Through the above example we can see that the "strict" Unicode code for 4E25,UTF-8 encoded as E4B8A5, they are not the same, they need to be implemented through the conversion of the program, the simplest intuitive way on the window platform is Notepad.

There are four options at the bottom of the code (E): ANSI, Unicode, Unicode big endian, UTF-8.

ANSI: The default encoding of Notepad, for English files is ASCII encoding, for Simplified Chinese files are GB2312 encoded. Note: Different ANSI encodings are incompatible, and when information is exchanged internationally, text that is in two languages cannot be stored in the same piece of ANSI-encoded text

UNICODE:UCS-2 encoding, which is a Unicode code that is stored directly in characters with two bytes. The way is "small head" little endian way.

Unicode Big Endian:ucs-2 encoding method, "large head" mode.
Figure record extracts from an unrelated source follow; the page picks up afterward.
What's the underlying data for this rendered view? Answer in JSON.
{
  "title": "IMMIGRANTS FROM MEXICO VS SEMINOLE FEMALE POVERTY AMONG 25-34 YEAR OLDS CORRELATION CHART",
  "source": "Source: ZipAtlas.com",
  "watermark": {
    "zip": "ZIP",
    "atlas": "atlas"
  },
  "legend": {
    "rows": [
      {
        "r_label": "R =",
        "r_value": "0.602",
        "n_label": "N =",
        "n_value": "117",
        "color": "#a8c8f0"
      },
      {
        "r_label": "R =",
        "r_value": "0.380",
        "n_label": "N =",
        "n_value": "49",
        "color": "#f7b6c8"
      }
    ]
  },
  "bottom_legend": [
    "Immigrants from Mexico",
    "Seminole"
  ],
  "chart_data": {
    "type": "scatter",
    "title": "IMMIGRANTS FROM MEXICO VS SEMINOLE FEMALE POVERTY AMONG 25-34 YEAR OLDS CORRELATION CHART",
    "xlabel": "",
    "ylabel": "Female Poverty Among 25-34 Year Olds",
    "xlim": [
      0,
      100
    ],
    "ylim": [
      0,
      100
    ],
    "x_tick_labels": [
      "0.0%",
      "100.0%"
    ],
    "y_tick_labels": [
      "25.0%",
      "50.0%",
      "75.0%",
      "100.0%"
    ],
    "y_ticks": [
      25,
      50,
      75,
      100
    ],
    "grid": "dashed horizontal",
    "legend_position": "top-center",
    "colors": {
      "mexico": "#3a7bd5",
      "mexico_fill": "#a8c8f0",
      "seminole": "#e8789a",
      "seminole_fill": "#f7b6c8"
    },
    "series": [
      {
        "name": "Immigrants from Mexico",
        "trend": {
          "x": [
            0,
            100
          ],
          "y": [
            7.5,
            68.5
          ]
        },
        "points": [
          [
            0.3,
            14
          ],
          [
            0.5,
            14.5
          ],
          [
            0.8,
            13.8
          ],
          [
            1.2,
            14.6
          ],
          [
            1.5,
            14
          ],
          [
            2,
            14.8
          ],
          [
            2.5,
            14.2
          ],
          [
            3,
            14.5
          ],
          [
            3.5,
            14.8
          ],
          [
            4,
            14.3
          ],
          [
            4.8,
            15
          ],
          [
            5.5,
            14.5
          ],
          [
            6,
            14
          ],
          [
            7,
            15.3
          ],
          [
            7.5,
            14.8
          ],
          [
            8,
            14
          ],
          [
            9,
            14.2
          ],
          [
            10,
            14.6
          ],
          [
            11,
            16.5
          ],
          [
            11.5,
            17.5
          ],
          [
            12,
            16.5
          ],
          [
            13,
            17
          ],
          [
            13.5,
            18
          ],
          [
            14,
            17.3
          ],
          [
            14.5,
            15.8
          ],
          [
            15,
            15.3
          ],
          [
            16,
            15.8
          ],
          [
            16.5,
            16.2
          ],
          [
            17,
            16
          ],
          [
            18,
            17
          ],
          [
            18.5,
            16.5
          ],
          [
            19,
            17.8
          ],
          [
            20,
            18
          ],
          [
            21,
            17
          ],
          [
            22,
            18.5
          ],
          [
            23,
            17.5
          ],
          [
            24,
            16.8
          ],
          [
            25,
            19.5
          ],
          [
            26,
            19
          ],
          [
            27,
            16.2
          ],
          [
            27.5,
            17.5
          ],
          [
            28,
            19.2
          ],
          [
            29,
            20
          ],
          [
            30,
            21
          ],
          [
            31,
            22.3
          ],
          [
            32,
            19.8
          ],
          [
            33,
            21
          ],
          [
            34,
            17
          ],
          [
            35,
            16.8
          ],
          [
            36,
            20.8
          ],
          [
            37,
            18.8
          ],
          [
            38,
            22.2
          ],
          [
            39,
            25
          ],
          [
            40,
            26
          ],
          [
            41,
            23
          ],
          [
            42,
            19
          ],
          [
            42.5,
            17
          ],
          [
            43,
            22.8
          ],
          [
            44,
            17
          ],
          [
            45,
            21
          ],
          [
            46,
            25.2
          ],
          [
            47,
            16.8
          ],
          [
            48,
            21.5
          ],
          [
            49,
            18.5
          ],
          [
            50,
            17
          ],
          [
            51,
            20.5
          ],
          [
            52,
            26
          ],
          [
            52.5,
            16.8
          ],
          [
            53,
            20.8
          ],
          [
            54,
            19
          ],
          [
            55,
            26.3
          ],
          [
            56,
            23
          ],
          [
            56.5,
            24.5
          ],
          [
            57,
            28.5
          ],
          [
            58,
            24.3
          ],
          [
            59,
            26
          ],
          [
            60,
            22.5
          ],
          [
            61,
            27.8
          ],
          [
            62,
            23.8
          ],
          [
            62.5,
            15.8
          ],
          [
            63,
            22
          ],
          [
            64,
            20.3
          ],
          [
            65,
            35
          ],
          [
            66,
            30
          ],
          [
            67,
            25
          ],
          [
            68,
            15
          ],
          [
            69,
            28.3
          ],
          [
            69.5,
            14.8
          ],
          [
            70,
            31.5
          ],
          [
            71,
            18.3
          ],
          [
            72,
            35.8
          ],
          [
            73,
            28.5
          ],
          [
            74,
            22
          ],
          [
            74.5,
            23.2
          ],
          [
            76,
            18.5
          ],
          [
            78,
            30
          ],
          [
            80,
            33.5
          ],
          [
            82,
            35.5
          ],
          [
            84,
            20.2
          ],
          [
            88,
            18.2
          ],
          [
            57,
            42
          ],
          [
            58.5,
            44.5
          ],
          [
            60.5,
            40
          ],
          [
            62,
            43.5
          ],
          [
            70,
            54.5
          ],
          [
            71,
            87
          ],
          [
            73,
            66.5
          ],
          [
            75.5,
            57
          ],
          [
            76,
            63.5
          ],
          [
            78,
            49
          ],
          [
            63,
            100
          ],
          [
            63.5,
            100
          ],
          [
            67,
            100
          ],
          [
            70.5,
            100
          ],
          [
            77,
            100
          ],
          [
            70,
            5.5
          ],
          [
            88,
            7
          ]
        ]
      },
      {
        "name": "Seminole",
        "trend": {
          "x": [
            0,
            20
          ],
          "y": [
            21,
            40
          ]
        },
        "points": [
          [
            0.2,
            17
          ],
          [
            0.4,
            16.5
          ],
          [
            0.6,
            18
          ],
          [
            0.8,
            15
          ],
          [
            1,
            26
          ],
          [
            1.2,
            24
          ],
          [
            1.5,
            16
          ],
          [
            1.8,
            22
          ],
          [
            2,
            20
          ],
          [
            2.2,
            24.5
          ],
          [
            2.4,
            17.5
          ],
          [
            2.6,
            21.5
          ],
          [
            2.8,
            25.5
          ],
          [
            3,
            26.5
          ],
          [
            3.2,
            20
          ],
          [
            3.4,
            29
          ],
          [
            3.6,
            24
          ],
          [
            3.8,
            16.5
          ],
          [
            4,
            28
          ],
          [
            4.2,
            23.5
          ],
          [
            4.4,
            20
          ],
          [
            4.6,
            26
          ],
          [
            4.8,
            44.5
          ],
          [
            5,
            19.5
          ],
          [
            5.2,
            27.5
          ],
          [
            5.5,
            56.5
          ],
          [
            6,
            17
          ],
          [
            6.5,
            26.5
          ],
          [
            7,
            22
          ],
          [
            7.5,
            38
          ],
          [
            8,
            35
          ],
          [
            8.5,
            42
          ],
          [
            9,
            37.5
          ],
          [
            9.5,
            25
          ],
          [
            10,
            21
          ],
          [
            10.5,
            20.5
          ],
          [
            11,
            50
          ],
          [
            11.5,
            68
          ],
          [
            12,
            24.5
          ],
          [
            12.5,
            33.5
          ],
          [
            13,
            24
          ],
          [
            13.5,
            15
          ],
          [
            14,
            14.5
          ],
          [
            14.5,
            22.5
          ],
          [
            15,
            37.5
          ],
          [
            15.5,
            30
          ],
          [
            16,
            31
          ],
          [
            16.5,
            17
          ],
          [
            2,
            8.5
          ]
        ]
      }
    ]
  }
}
UTF-8: Read above (UTF-8).

>>> Example: Enter the word "strict" in Notepad, select ANSI, Unicode, Unicode big endian, UTF-8 four coding styles, then save as, use the EditPlus Text tool is viewed using the 16 viewer, resulting in the following results:

ANSI: Two bytes "D1 CF" is the GB2312 code of "strict".

Unicode: Four bytes "ff fe 4E", where "FF Fe" represents the small head storage method, the true encoding is "4E".

Unicode big endian: four bytes "Fe ff 4E", "Fe ff" means large head storage, really encoded as "4E 25".

UTF-8: The encoding is six bytes "EF BB bf E4 B8 A5", the first three bytes "EF BB bf" indicates that this is UTF-8 encoding, and the last three "E4b8a5" is the specific code of "strict", and its storage order is consistent with the encoding order.

References & Read more

1. Unicode Wikipedia: Http://zh.wikipedia.org/wiki/Unicode

2, Unicode Baidu Encyclopedia: http://baike.baidu.com/view/40801.htm

3. Character code notes: Ascii,unicode and utf-8:http://www.ruanyifeng.com/blog/2007/10/ascii_unicode_and_utf-8.html

4, UTF-8 Baidu Encyclopedia: http://baike.baidu.com/view/25412.htm

-----Original from: http://cmsblogs.com/?p=1458, please respect the author's hard work results, reproduced the source of the explanation.

-----Personal site: http://cmsblogs.com

Java Chinese garbled solution (c)-----Coding details: Great Genesis---Unicode encoding

Related Article

Contact Us

The content source of this page is from Internet, which doesn't represent Alibaba Cloud's opinion; products and services mentioned on that page don't have any relationship with Alibaba Cloud. If the content of the page makes you feel confusing, please write us an email, we will handle the problem within 5 days after receiving your email.

If you find any instances of plagiarism from the community, please send an email to: info-contact@alibabacloud.com and provide relevant evidence. A staff member will contact you within 5 working days.

A Free Trial That Lets You Build Big!

Start building with 50+ products and up to 12 months usage for Elastic Compute Service

  • Sales Support

    1 on 1 presale consultation

  • After-Sales Support

    24/7 Technical Support 6 Free Tickets per Quarter Faster Response

  • Alibaba Cloud offers highly flexible support services tailored to meet your exact needs.